Uma alimentação bastante razoável já
estava garantida. A mandioca era consumida cozida, acompanhando outros
alimentos, como carne de porco, frango ou salame. A farinha de mandioca era
fácil de fazer e podia ser comprada, ou trocada por algum outro produto da
terra; ainda, era possível misturá-la ao feijão, consumir junto da carne ou
usar para preparar pirão, misturando-a ao leite fervente (INTERLOCUTOR, 2).
Marino preocupou-se em descobrir o
moinho mais perto para moer o milho e assim possibilitar fazer a polenta. Pelo
que os descendentes contavam, as primeiras moagens ainda foram feitas em um
moinho localizado para os lados de Ijuí, onde o milho debulhado a mão, era
então moído e tornava-se farinha. Para aproveitar a viagem, levava-se junto
para vender algum produto que tinha comercialização na época, como feijão,
ovos, banha ou manteiga. As idas ao moinho, às vezes, eram compartilhadas com
algum vizinho.
No ano de 1915, chegou de forma
pioneira, onde hoje se localiza o Município de Independência, o imigrante
polonês Miguel Torzeski[7] e
sua família, vindos de Ijuí. Ele, inicialmente, fez um acampamento provisório
ao lado de uma árvore de caneleira com uma copa muito frondosa, em local
próximo ao atual CTG da localidade, nas proximidades de uma lagoa existente na
época. Durante alguns meses, Miguel e alguns homens da família cerraram,
manualmente, as toras colocadas em um jirau, para a confecção das tábuas;
lascaram cepos para produzir as tabuinhas para a cobertura e falquejaram a
machado as linhas, os esteios e as escoras para a construção da casa. Após uma
modesta habitação pronta, ele buscou a família em Ijuí, transportando uma
pequena mudança em uma carroça e em mais quatro cavalos cargueiros.

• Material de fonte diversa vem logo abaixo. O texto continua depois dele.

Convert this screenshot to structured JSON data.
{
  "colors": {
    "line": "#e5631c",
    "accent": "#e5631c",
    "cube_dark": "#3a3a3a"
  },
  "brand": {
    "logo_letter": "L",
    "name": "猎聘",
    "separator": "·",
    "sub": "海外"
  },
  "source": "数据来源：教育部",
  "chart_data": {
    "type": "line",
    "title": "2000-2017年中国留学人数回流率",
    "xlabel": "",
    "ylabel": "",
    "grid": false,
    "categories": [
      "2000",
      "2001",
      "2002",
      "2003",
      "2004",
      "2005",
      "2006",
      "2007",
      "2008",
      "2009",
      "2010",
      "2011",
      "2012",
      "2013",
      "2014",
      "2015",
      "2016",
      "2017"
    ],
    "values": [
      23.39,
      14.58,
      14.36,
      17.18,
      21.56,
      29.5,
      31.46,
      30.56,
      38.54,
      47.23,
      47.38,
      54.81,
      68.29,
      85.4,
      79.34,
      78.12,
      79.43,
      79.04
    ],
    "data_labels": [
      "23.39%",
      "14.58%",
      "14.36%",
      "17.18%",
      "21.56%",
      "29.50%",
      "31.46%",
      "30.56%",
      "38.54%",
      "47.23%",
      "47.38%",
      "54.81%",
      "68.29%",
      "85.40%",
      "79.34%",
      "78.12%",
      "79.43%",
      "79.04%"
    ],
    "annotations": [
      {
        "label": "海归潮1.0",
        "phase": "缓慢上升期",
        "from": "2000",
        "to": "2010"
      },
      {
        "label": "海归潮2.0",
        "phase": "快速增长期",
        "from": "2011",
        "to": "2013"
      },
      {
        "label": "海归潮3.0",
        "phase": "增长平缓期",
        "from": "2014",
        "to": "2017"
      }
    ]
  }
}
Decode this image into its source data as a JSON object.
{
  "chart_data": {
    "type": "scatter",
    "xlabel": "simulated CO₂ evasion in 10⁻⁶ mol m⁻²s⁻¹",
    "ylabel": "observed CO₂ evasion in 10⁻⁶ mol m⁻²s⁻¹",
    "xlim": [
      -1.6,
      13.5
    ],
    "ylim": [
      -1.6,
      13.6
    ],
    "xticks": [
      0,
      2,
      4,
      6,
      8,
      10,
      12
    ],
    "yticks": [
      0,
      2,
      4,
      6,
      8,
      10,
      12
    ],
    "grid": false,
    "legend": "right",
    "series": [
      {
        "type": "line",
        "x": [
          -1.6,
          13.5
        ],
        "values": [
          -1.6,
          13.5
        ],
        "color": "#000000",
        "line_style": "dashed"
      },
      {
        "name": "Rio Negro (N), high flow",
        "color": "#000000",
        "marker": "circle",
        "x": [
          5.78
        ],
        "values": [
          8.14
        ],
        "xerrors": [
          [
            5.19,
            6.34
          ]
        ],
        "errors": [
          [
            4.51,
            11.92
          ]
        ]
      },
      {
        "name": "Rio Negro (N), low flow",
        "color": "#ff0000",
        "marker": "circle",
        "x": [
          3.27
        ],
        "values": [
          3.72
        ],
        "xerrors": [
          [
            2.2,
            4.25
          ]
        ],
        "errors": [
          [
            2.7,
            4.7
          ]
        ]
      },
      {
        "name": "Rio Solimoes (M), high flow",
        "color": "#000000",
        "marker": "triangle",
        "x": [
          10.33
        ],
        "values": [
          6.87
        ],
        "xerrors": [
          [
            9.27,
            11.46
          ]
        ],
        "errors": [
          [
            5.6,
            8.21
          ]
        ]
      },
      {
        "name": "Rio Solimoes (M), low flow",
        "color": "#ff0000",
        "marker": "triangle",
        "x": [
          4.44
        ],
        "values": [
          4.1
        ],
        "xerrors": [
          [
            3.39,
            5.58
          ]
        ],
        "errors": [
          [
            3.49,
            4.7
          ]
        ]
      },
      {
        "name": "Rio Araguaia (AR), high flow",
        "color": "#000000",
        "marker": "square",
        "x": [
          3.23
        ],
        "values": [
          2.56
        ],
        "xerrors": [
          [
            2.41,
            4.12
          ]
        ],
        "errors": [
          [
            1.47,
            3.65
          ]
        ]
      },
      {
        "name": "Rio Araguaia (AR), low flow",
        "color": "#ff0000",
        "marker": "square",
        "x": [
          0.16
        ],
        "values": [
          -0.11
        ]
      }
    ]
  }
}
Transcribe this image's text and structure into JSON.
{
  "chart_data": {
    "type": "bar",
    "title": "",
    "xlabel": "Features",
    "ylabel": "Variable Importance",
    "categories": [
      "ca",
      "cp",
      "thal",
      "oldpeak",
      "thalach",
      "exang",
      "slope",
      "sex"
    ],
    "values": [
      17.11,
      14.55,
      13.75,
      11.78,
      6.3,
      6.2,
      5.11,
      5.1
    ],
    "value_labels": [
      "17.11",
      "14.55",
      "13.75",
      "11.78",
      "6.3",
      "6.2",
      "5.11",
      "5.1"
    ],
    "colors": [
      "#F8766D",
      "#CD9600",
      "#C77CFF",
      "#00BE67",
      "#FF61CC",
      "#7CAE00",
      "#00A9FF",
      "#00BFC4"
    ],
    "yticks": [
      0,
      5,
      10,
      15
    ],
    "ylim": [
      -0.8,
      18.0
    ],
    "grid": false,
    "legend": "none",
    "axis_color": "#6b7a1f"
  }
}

Neste local, Miguel iniciou um
comércio, onde vendia produtos, como salame, sal, açúcar, caramelos, bolachas, cachaça,
fumo, cordas, querosene, calçados e tecidos (fazendas como se dizia na época),
dentre outros artigos, para os moradores do campo, que vinham até o
estabelecimento comercial. A “beirada do campo” se localizava onde hoje é a
Vila Camargo, na cidade alta em Independência. Nesta região, já existia um
número maior de moradores, principalmente camponeses nacionais, dentre eles a
família Pinto, e estes habitantes das redondezas, eram os principais fregueses
de Miguel Torseski, sendo que da picada, então existente para Três de Maio, o
movimento era muito pequeno, pois para aquelas bandas havia o mato e pouca
população. Como em Três de Maio, ainda não havia ainda uma casa comercial, Marino
Geraldi então passou a se valer do comércio com Miguel Torzeski, a partir do
momento em que este se estabeleceu a uma distância aproximada de 8 km de onde a
família Geraldi residia. Pelas histórias de Marino Geraldi e Miguel Torzeski dá
para se perceber que o fluxo de pessoas para região de Três de Maio, até então era,
principalmente, via Independência.
Segundo o relato do neto de Miguel,
Leonardo Torzeski, o avô abastecia o seu comércio com mercadorias vindas de
Ijuí, sendo que as peças de fazenda (rolos com tecidos), eram transportadas
amarradas em cordas de dois metros de comprimento e distribuídas sobre os dois
flancos dos cavalos. No período das revoltas, esta casa comercial teria sido
“saqueada” pelo menos duas vezes.
Em 1917, o agrimensor que mediu as
áreas de terra na região se hospedou na residência de Miguel Torzeski. Ladislau
Torzeski, filho de Miguel, se estabeleceu logo a seguir, também no ramo do
comércio, em Três de Maio, nas imediações de onde hoje se localiza o escritório
do engenheiro Rui Torzeski Leviski, na Avenida Santa Rosa.
Nota-se que os primeiros
colonizadores vieram a Três de Maio por Ijuí. Porém, diversos dos imigrantes
que chegaram mais tarde, vieram por Santa Rosa, que crescia muito. Marino, como
veio através de Ijuí, durante alguns anos, tinha sua primeira referência à
civilização naquela cidade, tanto que, por muito tempo, recebia o correio
ali. Era necessário ir até Ijuí postar as cartas, receber as
correspondências, fazer compras e vender os produtos levados em carroças
(INTERLOCUTOR 2).
As viagens a Ijuí duravam dias. Em
uma dessas ocasiões, Marino recebeu uma carta dizendo que o dinheiro que o
comprador de Santa Catarina ficara de mandar, na verdade, havia se
“extraviado”, portanto, ele deveria ir à agência do Banco Nacional do Comércio,
em Santa Maria, onde poderia receber o recurso restante da venda de suas
terras.
Na época, para poder receber o
dinheiro – uma vez que não possuía documentos com foto e a própria grafia dos
nomes, às vezes, divergia em uma ou mais letras em cada registro –, veio junto
do repasse para a agência, uma descrição detalhada do destinatário da
importância, como altura, peso aproximado, cor dos cabelos, cor dos olhos, uso
e corte do bigode e das costeletas, além de algumas perguntas a serem
respondidas.
Em Santa Maria, Marino conseguiu
receber o dinheiro e agora poderia comprar as terras que havia planejado.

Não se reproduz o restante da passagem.